A capital gain or a capital loss may arise if a capital gains tax (CGT) event happens to a CGT asset. Section 108-5 of the ITAA 1997 provides that a CGT asset is any kind of property, or a legal or equitable right that is not property. Therefore the main residence and holiday house are CGT assets.

Under section 104-10 of the ITAA 1997 the disposal of a CGT asset causes a CGT event A1 to occur. You dispose of an asset when a change of ownership occurs from you to another entity.

You make a capital gain if the capital proceeds from the disposal are more than the asset's cost base. You make a capital loss if those capital proceeds are less than the asset's reduced cost base.

However, not all assets are subject to CGT. The CGT provisions contain various exemptions.

Deceased estate main residence exemption

Section 118-195 of the ITAA 1997 provides that you can disregard a capital gain or capital loss made from a CGT event that happens to a dwelling that was acquired as a beneficiary or a trustee of a deceased estate if the specified conditions are met.

Where the deceased acquired the dwelling on or after 20 September 1985, any capital gain or loss is disregarded where:

    • the dwelling was the main residence of the deceased just before their death, and not then used for the purpose of producing assessable income, and

    • the dwelling is disposed of within two years of the deceased's death.
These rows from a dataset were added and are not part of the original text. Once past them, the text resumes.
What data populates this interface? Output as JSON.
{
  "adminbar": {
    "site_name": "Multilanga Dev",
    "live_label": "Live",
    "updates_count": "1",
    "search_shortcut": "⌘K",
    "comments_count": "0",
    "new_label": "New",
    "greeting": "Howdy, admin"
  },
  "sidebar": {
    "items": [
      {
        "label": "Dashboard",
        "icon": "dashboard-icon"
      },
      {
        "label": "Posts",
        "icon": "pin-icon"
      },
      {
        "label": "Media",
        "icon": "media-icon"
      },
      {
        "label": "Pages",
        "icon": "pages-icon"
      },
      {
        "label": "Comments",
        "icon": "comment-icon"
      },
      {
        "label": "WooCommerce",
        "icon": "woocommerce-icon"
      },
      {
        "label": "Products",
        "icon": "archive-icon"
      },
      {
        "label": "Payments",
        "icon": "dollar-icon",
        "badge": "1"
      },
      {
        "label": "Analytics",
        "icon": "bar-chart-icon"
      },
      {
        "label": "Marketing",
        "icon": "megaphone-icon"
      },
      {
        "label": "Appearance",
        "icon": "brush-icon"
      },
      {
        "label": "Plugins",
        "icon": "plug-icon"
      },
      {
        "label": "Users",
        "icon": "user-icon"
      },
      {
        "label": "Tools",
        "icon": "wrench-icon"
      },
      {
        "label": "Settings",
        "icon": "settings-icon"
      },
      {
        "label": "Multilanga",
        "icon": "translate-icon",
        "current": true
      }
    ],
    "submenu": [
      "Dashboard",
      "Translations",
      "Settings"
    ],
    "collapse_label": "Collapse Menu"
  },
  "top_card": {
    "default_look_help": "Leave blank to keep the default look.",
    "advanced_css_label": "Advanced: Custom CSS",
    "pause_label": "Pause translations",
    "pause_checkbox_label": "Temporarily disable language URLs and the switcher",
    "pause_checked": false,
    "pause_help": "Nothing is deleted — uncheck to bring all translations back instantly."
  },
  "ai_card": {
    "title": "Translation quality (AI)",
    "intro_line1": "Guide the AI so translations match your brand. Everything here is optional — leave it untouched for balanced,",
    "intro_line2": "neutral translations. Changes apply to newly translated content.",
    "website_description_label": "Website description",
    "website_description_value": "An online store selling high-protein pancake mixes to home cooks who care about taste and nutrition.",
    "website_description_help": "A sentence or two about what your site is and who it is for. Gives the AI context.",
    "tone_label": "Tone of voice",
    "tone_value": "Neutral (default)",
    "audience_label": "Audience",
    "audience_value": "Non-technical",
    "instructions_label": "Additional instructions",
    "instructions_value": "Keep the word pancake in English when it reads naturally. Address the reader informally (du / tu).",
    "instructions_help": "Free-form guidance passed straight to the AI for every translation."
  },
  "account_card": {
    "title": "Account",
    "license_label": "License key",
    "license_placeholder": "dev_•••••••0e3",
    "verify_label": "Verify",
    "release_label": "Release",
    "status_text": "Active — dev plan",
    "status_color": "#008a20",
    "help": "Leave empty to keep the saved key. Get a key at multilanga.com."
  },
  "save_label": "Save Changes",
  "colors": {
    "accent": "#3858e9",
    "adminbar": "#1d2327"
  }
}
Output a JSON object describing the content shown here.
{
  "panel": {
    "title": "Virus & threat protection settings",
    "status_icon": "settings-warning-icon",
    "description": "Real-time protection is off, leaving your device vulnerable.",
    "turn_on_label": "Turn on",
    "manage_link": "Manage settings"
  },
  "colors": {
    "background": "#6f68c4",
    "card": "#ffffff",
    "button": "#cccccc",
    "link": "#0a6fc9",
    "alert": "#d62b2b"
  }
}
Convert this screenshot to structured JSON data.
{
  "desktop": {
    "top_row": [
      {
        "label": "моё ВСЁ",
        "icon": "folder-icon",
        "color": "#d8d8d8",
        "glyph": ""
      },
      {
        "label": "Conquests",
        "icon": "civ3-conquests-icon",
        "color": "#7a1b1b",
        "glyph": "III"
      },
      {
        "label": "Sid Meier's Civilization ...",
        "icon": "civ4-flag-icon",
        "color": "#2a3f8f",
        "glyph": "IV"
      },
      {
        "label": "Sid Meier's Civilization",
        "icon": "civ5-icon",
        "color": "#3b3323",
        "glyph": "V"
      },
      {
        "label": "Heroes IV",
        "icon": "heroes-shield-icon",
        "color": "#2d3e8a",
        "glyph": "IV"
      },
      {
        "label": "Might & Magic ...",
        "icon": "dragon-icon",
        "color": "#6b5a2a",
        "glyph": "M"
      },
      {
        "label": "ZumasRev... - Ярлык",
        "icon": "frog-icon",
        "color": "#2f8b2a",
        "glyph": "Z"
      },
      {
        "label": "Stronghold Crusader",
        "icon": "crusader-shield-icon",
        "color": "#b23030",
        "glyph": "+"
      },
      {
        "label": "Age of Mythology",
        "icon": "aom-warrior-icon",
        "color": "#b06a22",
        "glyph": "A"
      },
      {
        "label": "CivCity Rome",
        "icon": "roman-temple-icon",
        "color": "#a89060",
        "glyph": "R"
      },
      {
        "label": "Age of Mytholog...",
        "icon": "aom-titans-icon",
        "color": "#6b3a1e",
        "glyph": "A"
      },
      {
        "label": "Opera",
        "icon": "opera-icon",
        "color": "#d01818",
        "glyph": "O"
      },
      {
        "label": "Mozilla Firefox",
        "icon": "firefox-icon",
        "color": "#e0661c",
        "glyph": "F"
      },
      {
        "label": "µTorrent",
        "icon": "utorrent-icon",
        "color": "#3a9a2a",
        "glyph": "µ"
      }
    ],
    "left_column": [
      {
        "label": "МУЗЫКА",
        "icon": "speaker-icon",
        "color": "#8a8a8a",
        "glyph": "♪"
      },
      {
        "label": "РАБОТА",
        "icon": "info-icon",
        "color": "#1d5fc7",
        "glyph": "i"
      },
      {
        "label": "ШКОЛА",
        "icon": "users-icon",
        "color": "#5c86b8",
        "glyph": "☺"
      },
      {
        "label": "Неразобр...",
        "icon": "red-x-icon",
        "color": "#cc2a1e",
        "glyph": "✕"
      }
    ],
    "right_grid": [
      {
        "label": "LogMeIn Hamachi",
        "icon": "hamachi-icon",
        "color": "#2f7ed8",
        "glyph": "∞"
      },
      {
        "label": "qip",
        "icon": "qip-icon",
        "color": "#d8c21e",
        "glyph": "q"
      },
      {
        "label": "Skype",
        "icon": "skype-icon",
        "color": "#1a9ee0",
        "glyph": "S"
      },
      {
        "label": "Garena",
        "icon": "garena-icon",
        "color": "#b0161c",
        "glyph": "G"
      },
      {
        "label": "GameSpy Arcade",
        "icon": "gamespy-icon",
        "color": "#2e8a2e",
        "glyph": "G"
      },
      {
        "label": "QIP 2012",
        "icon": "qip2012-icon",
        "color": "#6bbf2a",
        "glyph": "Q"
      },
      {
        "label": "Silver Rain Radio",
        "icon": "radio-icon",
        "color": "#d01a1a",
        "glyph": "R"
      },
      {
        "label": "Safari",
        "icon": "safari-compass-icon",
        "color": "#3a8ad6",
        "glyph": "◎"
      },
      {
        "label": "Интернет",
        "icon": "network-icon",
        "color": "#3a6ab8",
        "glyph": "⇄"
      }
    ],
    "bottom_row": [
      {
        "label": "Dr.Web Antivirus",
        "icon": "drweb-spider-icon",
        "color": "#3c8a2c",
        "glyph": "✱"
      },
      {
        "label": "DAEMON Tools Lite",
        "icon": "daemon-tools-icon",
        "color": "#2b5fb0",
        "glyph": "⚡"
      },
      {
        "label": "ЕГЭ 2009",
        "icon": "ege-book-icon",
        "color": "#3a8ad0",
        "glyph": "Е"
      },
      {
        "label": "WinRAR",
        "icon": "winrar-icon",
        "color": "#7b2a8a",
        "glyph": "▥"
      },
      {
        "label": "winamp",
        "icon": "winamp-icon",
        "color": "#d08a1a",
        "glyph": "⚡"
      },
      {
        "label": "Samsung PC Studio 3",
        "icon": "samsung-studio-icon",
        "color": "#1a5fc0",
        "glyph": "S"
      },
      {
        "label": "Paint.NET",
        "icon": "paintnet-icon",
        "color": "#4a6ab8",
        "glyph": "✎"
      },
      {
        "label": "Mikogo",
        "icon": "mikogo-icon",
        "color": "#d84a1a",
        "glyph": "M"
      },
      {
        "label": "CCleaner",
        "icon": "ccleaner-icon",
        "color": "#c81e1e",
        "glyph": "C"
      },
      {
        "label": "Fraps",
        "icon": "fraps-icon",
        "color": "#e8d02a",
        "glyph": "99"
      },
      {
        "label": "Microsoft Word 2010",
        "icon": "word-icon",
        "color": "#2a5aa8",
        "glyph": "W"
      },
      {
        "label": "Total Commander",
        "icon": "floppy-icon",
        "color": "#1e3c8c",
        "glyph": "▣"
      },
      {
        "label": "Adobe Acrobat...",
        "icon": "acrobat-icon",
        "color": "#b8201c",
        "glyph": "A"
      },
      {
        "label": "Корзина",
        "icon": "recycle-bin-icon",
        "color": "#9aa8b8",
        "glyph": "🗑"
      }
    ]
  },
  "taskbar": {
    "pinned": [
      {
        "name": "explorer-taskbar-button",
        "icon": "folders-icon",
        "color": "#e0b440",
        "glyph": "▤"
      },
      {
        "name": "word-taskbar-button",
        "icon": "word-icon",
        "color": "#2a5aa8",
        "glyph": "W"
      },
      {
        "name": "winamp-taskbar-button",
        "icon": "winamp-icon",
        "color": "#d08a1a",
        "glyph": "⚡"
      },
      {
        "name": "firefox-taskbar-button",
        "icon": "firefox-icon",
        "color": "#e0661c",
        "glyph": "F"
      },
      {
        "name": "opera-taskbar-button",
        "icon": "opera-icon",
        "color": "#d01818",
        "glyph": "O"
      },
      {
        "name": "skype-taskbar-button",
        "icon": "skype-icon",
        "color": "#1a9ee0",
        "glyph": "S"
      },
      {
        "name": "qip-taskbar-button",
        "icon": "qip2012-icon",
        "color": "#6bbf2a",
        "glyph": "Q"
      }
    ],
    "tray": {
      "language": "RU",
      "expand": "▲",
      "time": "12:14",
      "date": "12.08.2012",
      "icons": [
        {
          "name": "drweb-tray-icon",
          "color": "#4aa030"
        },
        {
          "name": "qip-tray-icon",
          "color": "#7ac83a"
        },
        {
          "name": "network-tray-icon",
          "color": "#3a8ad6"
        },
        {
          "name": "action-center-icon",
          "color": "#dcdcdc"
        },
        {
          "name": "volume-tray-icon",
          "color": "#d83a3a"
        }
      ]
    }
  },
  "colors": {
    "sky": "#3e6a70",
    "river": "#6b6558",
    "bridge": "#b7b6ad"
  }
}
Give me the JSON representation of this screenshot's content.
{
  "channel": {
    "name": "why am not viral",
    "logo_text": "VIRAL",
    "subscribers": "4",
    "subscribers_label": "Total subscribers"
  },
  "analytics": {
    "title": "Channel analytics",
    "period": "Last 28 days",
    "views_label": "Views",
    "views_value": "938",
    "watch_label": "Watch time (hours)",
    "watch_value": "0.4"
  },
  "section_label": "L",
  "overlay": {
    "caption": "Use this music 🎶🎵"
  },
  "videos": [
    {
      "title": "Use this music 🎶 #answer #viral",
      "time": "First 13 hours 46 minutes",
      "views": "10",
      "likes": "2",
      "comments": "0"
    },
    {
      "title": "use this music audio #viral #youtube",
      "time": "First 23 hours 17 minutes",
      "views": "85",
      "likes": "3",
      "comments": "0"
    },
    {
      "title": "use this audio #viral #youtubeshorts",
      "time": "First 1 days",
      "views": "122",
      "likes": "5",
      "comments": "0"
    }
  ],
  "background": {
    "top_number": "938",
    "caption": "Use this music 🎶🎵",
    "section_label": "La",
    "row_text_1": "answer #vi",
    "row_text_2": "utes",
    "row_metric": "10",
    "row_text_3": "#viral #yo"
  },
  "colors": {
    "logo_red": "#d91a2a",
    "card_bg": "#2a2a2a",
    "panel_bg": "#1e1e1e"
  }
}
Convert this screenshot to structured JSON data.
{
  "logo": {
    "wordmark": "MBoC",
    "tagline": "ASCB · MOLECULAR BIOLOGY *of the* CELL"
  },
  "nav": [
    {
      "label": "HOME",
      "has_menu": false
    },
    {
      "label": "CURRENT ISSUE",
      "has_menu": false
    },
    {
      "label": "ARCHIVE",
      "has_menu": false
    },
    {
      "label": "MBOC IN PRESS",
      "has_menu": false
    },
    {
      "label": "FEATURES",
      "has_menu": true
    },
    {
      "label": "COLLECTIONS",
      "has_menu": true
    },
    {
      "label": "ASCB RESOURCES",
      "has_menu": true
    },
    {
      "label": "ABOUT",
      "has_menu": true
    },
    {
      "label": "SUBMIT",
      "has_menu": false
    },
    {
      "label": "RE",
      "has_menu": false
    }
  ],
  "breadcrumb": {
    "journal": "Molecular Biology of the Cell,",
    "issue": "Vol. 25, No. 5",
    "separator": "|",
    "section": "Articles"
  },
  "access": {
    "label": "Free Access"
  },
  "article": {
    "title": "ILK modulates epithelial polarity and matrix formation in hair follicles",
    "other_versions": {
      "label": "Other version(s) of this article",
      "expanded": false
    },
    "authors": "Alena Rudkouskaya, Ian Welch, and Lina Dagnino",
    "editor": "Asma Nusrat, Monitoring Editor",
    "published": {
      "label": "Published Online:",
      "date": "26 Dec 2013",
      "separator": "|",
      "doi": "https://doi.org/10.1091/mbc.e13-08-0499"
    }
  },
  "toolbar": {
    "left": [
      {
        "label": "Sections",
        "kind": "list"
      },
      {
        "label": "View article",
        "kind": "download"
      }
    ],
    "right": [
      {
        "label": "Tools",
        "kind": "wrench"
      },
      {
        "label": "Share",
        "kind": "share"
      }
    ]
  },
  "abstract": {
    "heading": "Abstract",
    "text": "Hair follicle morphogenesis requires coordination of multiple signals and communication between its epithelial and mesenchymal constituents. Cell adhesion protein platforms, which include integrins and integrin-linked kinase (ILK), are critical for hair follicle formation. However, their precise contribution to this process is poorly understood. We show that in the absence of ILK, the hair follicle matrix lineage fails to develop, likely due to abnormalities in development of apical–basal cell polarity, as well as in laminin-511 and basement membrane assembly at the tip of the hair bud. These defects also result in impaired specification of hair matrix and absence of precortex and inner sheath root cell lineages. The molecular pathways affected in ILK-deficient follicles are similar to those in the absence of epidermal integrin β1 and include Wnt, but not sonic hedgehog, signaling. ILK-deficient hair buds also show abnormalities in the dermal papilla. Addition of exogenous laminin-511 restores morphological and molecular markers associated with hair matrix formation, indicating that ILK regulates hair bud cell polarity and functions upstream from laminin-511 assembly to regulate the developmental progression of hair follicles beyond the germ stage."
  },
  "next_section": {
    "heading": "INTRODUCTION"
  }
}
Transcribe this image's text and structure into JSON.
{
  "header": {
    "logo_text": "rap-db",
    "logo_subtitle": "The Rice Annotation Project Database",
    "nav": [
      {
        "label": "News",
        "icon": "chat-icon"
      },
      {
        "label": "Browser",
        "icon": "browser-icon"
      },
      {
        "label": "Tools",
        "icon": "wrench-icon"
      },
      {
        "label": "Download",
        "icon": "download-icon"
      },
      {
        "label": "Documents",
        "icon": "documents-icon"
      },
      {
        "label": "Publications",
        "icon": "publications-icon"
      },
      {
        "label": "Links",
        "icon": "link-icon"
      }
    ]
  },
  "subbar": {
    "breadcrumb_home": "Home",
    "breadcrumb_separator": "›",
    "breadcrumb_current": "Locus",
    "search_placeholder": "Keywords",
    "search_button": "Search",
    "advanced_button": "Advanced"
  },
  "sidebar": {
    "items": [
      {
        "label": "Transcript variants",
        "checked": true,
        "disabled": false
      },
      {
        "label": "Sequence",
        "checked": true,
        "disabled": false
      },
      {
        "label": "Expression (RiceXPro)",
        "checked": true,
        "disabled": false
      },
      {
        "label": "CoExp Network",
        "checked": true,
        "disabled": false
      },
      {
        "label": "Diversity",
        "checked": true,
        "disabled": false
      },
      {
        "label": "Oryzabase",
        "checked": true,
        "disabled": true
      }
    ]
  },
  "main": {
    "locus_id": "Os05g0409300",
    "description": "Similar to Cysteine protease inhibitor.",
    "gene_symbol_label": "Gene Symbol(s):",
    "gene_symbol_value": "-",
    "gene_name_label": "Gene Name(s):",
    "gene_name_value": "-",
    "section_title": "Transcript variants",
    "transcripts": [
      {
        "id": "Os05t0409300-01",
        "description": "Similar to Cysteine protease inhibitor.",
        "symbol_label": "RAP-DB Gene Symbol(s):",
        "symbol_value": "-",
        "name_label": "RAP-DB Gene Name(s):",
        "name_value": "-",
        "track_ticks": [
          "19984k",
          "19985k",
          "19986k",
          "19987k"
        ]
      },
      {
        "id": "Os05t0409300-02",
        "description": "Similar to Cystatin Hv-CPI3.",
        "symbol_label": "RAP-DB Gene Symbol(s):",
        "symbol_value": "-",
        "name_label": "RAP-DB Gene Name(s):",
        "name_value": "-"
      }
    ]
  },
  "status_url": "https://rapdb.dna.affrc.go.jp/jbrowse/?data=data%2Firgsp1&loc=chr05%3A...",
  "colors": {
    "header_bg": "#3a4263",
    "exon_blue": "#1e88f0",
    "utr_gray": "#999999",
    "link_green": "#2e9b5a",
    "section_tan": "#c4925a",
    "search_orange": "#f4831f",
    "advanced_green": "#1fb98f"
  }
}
In your case, you satisfy the above conditions. Therefore any capital gain or loss made on the sale of the main residence is disregarded and not assessable income.

Holiday house

Under subsection 128-15(2) of the ITAA 1997, where an asset is acquired through a deceased estate the asset is taken to have been acquired on the date of death of the deceased.

Subsection 128-15(4) of the ITAA 1997 sets out modifications to the cost base and reduced cost base of the CGT asset in the hands of the legal personal representative or beneficiary.

Where assets of a deceased foreign resident are passed to the deceased's legal personal representative or a beneficiary and the asset is not taxable Australian property, the first element of the assets cost base (or reduced cost base) for the legal personal representative or beneficiary is the market value of the dwelling on the date of death (item 3A of subsection 128-15(4) of the ITAA 1997).

The holiday house is not taxable Australian property (as defined in section 855-15 of the ITAA 1997). Therefore for CGT purposes, you acquired the property at the market value.

The CGT provisions do not provide an exemption for the sale of the holiday house. Therefore your assessable income includes any capital gain.

However, as you sold the property soon after your relation's death for its market value, and the cost base and capital proceeds are the same, then your net capital gain is $0. Therefore you will not be liable to pay tax in relation to this property.